Tsunoda jokes AlphaTauri need ‘three seats’ in 2024 as Lawson stakes claim for full-time drive
Yuki Tsunoda was grilled by the media ahead of his home Grand Prix on Thursday, but rather than talking about what’s possible this weekend at Suzuka, attention was focused on the Japanese racer’s future and the two yet-to-be-confirmed seats at AlphaTauri for 2024.
Tsunoda started the campaign alongside Nyck de Vries before the Dutchman was swapped out for Daniel Ricciardo mid-season, but an injury sustained by the F1 returnee at Zandvoort opened the door for Red Bull reserve Liam Lawson to step in.
Lawson has impressed across the three race weekends he has spent with AlphaTauri in Ricciardo’s absence, racing to ninth in Singapore last time out, raising questions over how the three drivers – including Tsunoda – will fit into the team’s future plans.
Asked about his future at AlphaTauri, and who his team mate should be if he continues, Tsunoda said: “I was speaking already… It’s not confirmed yet, but I don’t know to be honest. I think from both perspectives they are positive.
“Daniel brings definitely more experience and he showed a lot of feedback comparison. I think it’s really good to kind of… He definitely can tell more details about how the car is behaving, so I think it helps a lot for the engineers.
“I think, and as you analyse it, especially how he talks and how he helps the development side, so if the team wants to develop the car more to be competitive, maybe Daniel. But, at the same time, Liam, I think he showed in the first two, three races a good performance and probably he’s still progressing.
“As a performance side… Obviously I’ve just done with Daniel two races and it was not probably the best time for AlphaTauri as well. And the last two races, when Liam actually came into F1, the car was pretty good – Monza and Singapore. So, actually, he had a good time as well, but at the same time he definitely performed well.”
He continued: “I think, AlphaTauri – we know it’s a junior team – so, at the same time, there’s a bit more risk to think about the results in general, so it depends on what they’re thinking. If they want more results, Daniel is probably easier, he has more experience, so maybe he can extract those results, but also Liam... I don’t know, I’m scared to say!”
At this point, Tsunoda jokingly offered up a solution to AlphaTauri’s driver situation, adding: “I think Liam also had the best score, he did ninth, I’ve never done ninth, so I’ll stop here.
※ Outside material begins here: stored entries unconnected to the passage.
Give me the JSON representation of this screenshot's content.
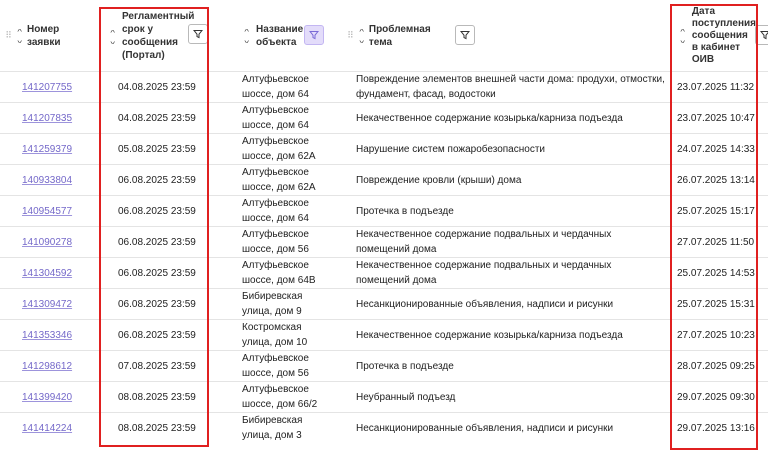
{
  "columns": {
    "number": "Номер\nзаявки",
    "deadline": "Регламентный\nсрок у\nсообщения\n(Портал)",
    "object": "Название\nобъекта",
    "topic": "Проблемная тема",
    "received": "Дата\nпоступления\nсообщения\nв кабинет\nОИВ"
  },
  "highlight_color": "#e02020",
  "filter_active_color": "#e3dcfa",
  "rows": [
    {
      "number": "141207755",
      "deadline": "04.08.2025 23:59",
      "object": "Алтуфьевское\nшоссе, дом 64",
      "topic": "Повреждение элементов внешней части дома: продухи, отмостки,\nфундамент, фасад, водостоки",
      "received": "23.07.2025 11:32"
    },
    {
      "number": "141207835",
      "deadline": "04.08.2025 23:59",
      "object": "Алтуфьевское\nшоссе, дом 64",
      "topic": "Некачественное содержание козырька/карниза подъезда",
      "received": "23.07.2025 10:47"
    },
    {
      "number": "141259379",
      "deadline": "05.08.2025 23:59",
      "object": "Алтуфьевское\nшоссе, дом 62А",
      "topic": "Нарушение систем пожаробезопасности",
      "received": "24.07.2025 14:33"
    },
    {
      "number": "140933804",
      "deadline": "06.08.2025 23:59",
      "object": "Алтуфьевское\nшоссе, дом 62А",
      "topic": "Повреждение кровли (крыши) дома",
      "received": "26.07.2025 13:14"
    },
    {
      "number": "140954577",
      "deadline": "06.08.2025 23:59",
      "object": "Алтуфьевское\nшоссе, дом 64",
      "topic": "Протечка в подъезде",
      "received": "25.07.2025 15:17"
    },
    {
      "number": "141090278",
      "deadline": "06.08.2025 23:59",
      "object": "Алтуфьевское\nшоссе, дом 56",
      "topic": "Некачественное содержание подвальных и чердачных\nпомещений дома",
      "received": "27.07.2025 11:50"
    },
    {
      "number": "141304592",
      "deadline": "06.08.2025 23:59",
      "object": "Алтуфьевское\nшоссе, дом 64В",
      "topic": "Некачественное содержание подвальных и чердачных\nпомещений дома",
      "received": "25.07.2025 14:53"
    },
    {
      "number": "141309472",
      "deadline": "06.08.2025 23:59",
      "object": "Бибиревская\nулица, дом 9",
      "topic": "Несанкционированные объявления, надписи и рисунки",
      "received": "25.07.2025 15:31"
    },
    {
      "number": "141353346",
      "deadline": "06.08.2025 23:59",
      "object": "Костромская\nулица, дом 10",
      "topic": "Некачественное содержание козырька/карниза подъезда",
      "received": "27.07.2025 10:23"
    },
    {
      "number": "141298612",
      "deadline": "07.08.2025 23:59",
      "object": "Алтуфьевское\nшоссе, дом 56",
      "topic": "Протечка в подъезде",
      "received": "28.07.2025 09:25"
    },
    {
      "number": "141399420",
      "deadline": "08.08.2025 23:59",
      "object": "Алтуфьевское\nшоссе, дом 66/2",
      "topic": "Неубранный подъезд",
      "received": "29.07.2025 09:30"
    },
    {
      "number": "141414224",
      "deadline": "08.08.2025 23:59",
      "object": "Бибиревская\nулица, дом 3",
      "topic": "Несанкционированные объявления, надписи и рисунки",
      "received": "29.07.2025 13:16"
    }
  ]
}
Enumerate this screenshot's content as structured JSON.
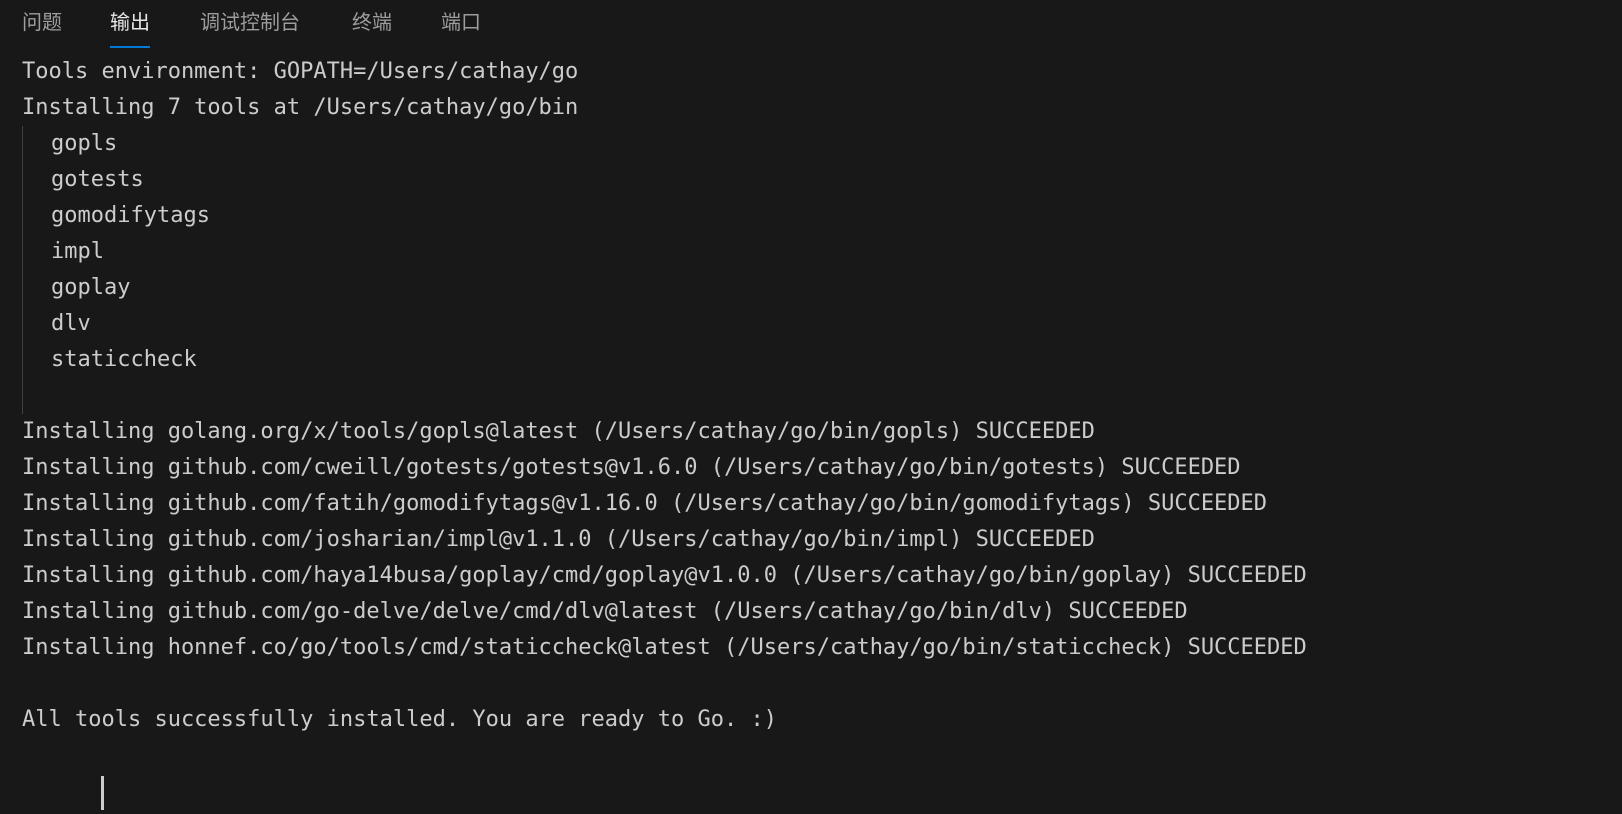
{
  "tabs": [
    {
      "label": "问题",
      "active": false
    },
    {
      "label": "输出",
      "active": true
    },
    {
      "label": "调试控制台",
      "active": false
    },
    {
      "label": "终端",
      "active": false
    },
    {
      "label": "端口",
      "active": false
    }
  ],
  "output": {
    "header_lines": [
      "Tools environment: GOPATH=/Users/cathay/go",
      "Installing 7 tools at /Users/cathay/go/bin"
    ],
    "tools": [
      "gopls",
      "gotests",
      "gomodifytags",
      "impl",
      "goplay",
      "dlv",
      "staticcheck"
    ],
    "install_lines": [
      "Installing golang.org/x/tools/gopls@latest (/Users/cathay/go/bin/gopls) SUCCEEDED",
      "Installing github.com/cweill/gotests/gotests@v1.6.0 (/Users/cathay/go/bin/gotests) SUCCEEDED",
      "Installing github.com/fatih/gomodifytags@v1.16.0 (/Users/cathay/go/bin/gomodifytags) SUCCEEDED",
      "Installing github.com/josharian/impl@v1.1.0 (/Users/cathay/go/bin/impl) SUCCEEDED",
      "Installing github.com/haya14busa/goplay/cmd/goplay@v1.0.0 (/Users/cathay/go/bin/goplay) SUCCEEDED",
      "Installing github.com/go-delve/delve/cmd/dlv@latest (/Users/cathay/go/bin/dlv) SUCCEEDED",
      "Installing honnef.co/go/tools/cmd/staticcheck@latest (/Users/cathay/go/bin/staticcheck) SUCCEEDED"
    ],
    "final_line": "All tools successfully installed. You are ready to Go. :)"
  },
  "colors": {
    "background": "#181818",
    "text": "#cccccc",
    "tab_active_underline": "#0078d4"
  }
}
Liam and Daniel… Three seats.”
Tsunoda was then pushed on how confident he is that he won’t end up being the odd one out, adding: “We’ll see. You’ll see soon, you’ll know soon.”
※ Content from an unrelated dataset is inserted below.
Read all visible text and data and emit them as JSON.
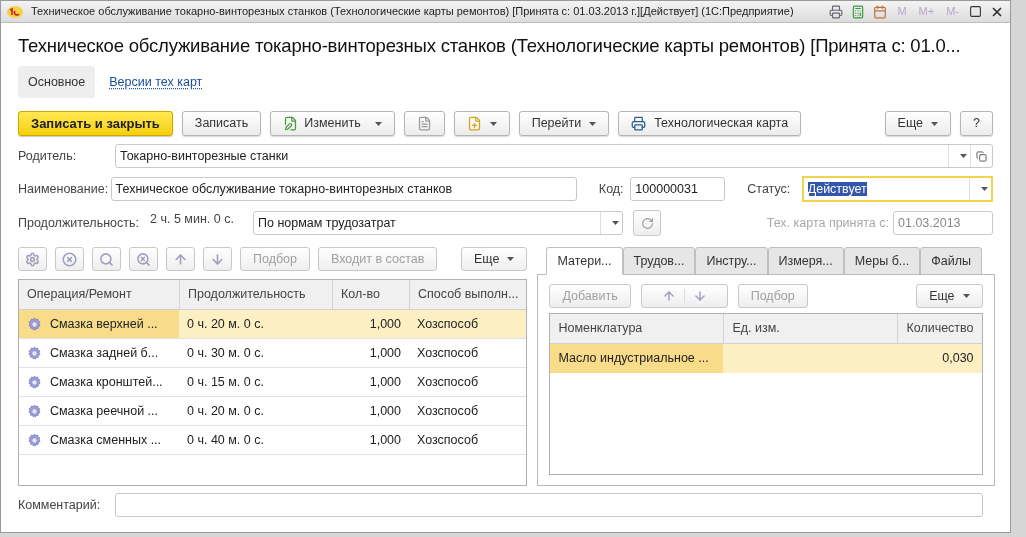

With Lawson also quizzed about his future at Suzuka, the 21-year-old New Zealander admitted he has “no idea” if he will be one of the two drivers racing for AlphaTauri next year, vowing to stay focused on the present.
“I think every driver feels like they should be [on the grid] and we all… To be at this level, we all have to have self-belief and I certainly have that, but right now I’m focused on delivering these weekends,” he said.
“When the stint that I have, when it ends, I’ll look back on it and I guess assess how I’ve done, but yeah, I do believe I should be in F1.”